Sanders – a different approach to value
As we know, Sanders is going for the jugular when it comes to a lot of things – healthcare among them. He is keen to scrap VBHC in its current form by ending the value-based payment models currently in play. His aim is to transition the U.S. health system into a single-payer system through Medicare-for-All, which aims to deliver value by design – rather than through transaction.
U.S. healthcare is expensive for many reasons. Labor, goods, and administrative costs are higher than in other countries. Price transparency is lacking. And so on. A single player system would indeed allow for better negotiation on price.
However, other countries with single payer systems have similar cost and quality issues, albeit to a lesser degree.

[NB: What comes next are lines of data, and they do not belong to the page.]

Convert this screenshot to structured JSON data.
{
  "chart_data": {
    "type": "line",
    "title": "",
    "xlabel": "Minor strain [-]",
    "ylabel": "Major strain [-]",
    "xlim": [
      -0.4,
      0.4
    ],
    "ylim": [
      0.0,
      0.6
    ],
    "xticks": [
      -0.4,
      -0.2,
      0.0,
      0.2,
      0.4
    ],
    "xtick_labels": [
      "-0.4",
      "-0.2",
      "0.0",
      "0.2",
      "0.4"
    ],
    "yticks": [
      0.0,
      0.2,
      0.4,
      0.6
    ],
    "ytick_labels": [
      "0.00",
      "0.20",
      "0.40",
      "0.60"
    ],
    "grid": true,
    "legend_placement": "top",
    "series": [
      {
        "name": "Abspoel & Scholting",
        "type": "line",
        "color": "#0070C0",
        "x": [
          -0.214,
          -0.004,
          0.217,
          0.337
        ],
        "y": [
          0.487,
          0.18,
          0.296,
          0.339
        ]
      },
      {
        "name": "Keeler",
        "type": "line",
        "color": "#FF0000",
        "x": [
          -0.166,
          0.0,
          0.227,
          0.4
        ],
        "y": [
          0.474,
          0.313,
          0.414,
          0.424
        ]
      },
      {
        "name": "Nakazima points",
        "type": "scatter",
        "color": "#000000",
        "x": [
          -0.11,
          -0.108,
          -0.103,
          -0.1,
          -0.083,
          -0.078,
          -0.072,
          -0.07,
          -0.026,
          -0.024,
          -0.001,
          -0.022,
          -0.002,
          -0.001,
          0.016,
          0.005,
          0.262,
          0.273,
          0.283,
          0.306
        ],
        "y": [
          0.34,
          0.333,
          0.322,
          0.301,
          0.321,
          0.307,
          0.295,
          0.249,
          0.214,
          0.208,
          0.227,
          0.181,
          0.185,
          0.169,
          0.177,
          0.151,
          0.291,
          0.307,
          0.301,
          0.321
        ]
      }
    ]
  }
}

These health systems are also implementing VBHC, but their starting point isn’t as bad. Some already have robust data architectures with unique patient identifiers and national data registries that are decades old. Indeed, much of the inspiration for VBHC in the U.S. has come from single-payer European health systems, where care is far more integrated and the need for transactions far less ubiquitous.
Even in a single-payer system, outcomes and costs would need to be measured and optimised, especially because the funding requirements for this plan are so significant – around $30 trillion over 10 years (and many deem this to be an underestimate). Value simply can’t be left out of the picture, and a single-payer health system will simply open the door to implementing VBHC in a different way.
Whichever administration is at the helm come the end of the year, it is likely that VBHC as we know it will continue to run its course – slowly under Trump, quickly under Biden, or, in the less likely scenario (as things stand) where Sanders wins – under a different paradigm altogether.